Per decenni abbiamo usato la parola “fiducia” con superficialità, senza soffermarci sul suo più intimo significato. E dopo tante disillusioni, al tempo del disincanto ci troviamo a riporre pochissima fiducia nei nostri simili. Non solo non proviamo fiducia verso i “politici” e le élite, ma poco confidiamo nel prossimo in ogni ambito della vita. Dietro ogni proposta, dietro ogni affermazione ci sembra di scorgere un “interesse”, nel senso deteriore del termine. Tutto pare ridotto a inganno o a semplice scambio.

Eppure la fiducia è un ingrediente essenziale dell’esistenza. Cosa accadrebbe, ad esempio, se ci addormentassimo senza confidare nel fatto, parafrasando David Hume, che domattina il sole sorgerà di nuovo? Che ne sarebbe di noi se non ci fidassimo più dei nostri occhi, del nostro udito, del nostro tatto, pur consapevoli che essi possono trarci in errore?

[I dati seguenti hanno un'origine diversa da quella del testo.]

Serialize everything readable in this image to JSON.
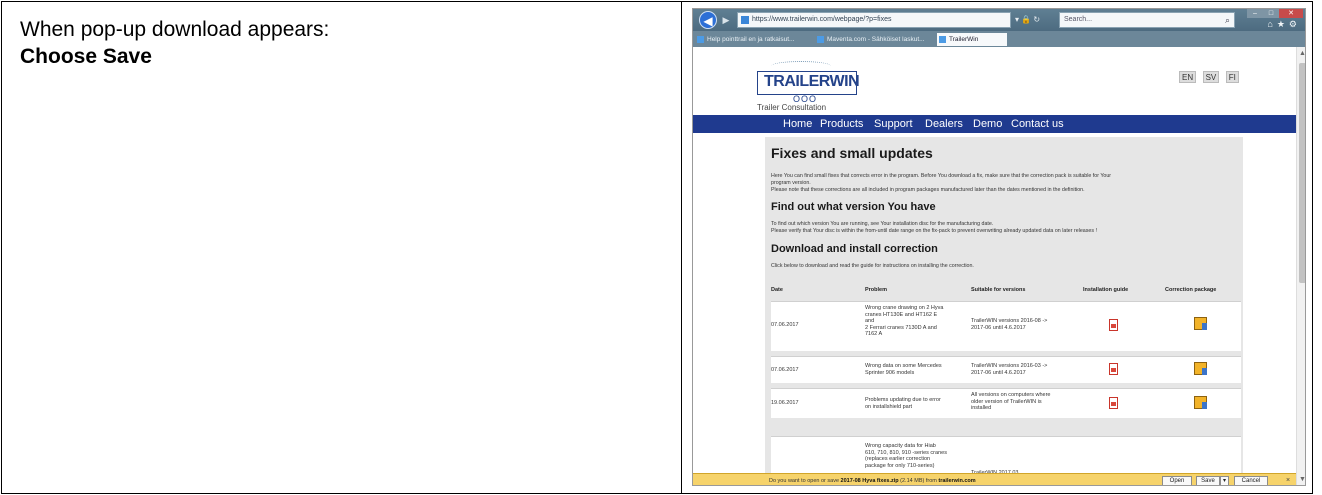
{
  "instruction": {
    "line1": "When pop-up download appears:",
    "line2": "Choose Save"
  },
  "browser": {
    "address": "https://www.trailerwin.com/webpage/?p=fixes",
    "search_placeholder": "Search...",
    "window_buttons": {
      "minimize": "–",
      "maximize": "□",
      "close": "✕"
    },
    "tool_icons": "⌂★⚙",
    "tabs": [
      {
        "label": "Help pointtrail en ja ratkaisut..."
      },
      {
        "label": "Maventa.com - Sähköiset laskut..."
      },
      {
        "label": "TrailerWin"
      }
    ]
  },
  "site": {
    "logo_text": "TRAILERWIN",
    "logo_wheels": "OOO",
    "logo_tagline": "Trailer Consultation",
    "languages": [
      "EN",
      "SV",
      "FI"
    ],
    "nav": [
      "Home",
      "Products",
      "Support",
      "Dealers",
      "Demo",
      "Contact us"
    ],
    "heading": "Fixes and small updates",
    "intro_1": "Here You can find small fixes that corrects error in the program. Before You download a fix, make sure that the correction pack is suitable for Your",
    "intro_2": "program version.",
    "intro_3": "Please note that these corrections are all included in program packages manufactured later than the dates mentioned in the definition.",
    "find_heading": "Find out what version You have",
    "find_1": "To find out which version You are running, see Your installation disc for the manufacturing date.",
    "find_2": "Please verify that Your disc is within the from-until date range on the fix-pack to prevent overwriting already updated data on later releases !",
    "download_heading": "Download and install correction",
    "download_1": "Click below to download and read the guide for instructions on installing the correction.",
    "table": {
      "headers": [
        "Date",
        "Problem",
        "Suitable for versions",
        "Installation guide",
        "Correction package"
      ],
      "rows": [
        {
          "date": "07.06.2017",
          "problem": "Wrong crane drawing on 2 Hyva\ncranes HT130E and HT162 E\nand\n2 Ferrari cranes 7130D A and\n7162 A",
          "versions": "TrailerWIN versions 2016-08 ->\n2017-06 until 4.6.2017"
        },
        {
          "date": "07.06.2017",
          "problem": "Wrong data on some Mercedes\nSprinter 906 models",
          "versions": "TrailerWIN versions 2016-03 ->\n2017-06 until 4.6.2017"
        },
        {
          "date": "19.06.2017",
          "problem": "Problems updating due to error\non installshield part",
          "versions": "All versions on computers where\nolder version of TrailerWIN is\ninstalled"
        },
        {
          "date": "",
          "problem": "Wrong capacity data for Hiab\n610, 710, 810, 910 -series cranes\n(replaces earlier correction\npackage for only 710-series)",
          "versions": "TrailerWIN 2017 03"
        }
      ]
    }
  },
  "download_bar": {
    "prefix": "Do you want to open or save",
    "file": "2017-08 Hyva fixes.zip",
    "size": "(2.14 MB) from",
    "source": "trailerwin.com",
    "open_label": "Open",
    "save_label": "Save",
    "save_menu": "▾",
    "cancel_label": "Cancel",
    "close_label": "×"
  },
  "colors": {
    "nav_bg": "#1f3a8f",
    "logo": "#24438a",
    "content_bg": "#e6e6e6",
    "download_bar": "#f6d36b"
  }
}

E se dubitassimo, poniamo, della forza di gravità che ci trattiene a terra? Non riusciremmo più a far nulla, e in fondo perderemmo noi stessi, la nostra umanità.

Jürgen Habermas, come altri autori, intravede nel “rito” un modo per ristabilire la solidarietà e la coesione all’interno del gruppo, dopo che la capacità di comunicare attraverso simboli convenzionali della nostra specie ha sollecitato fortemente sia l’iniziativa del singolo sia la socializzazione. Nel rito e nelle pratiche di culto il riferimento non sarebbe al mondo esterno (come nella comunicazione quotidiana) bensì al “collettivo”, al fine di ristabilire quei vincoli che lo tengono unito. Chi è religioso, secondo Habermas, ancora avrebbe accesso a quella sorgente arcaica della solidarietà che i più rischiano di smarrire.

In ogni caso la cooperazione è necessaria almeno quanto la competizione per vivere in maniera accettabile. E per porci in sintonia con gli altri occorrerebbe, pur memori della lezione dei “maestri del sospetto”, provare a ritrovare la fiducia reciproca. Ecco forse uno dei compiti della politica (in senso lato) in questo inizio di secolo.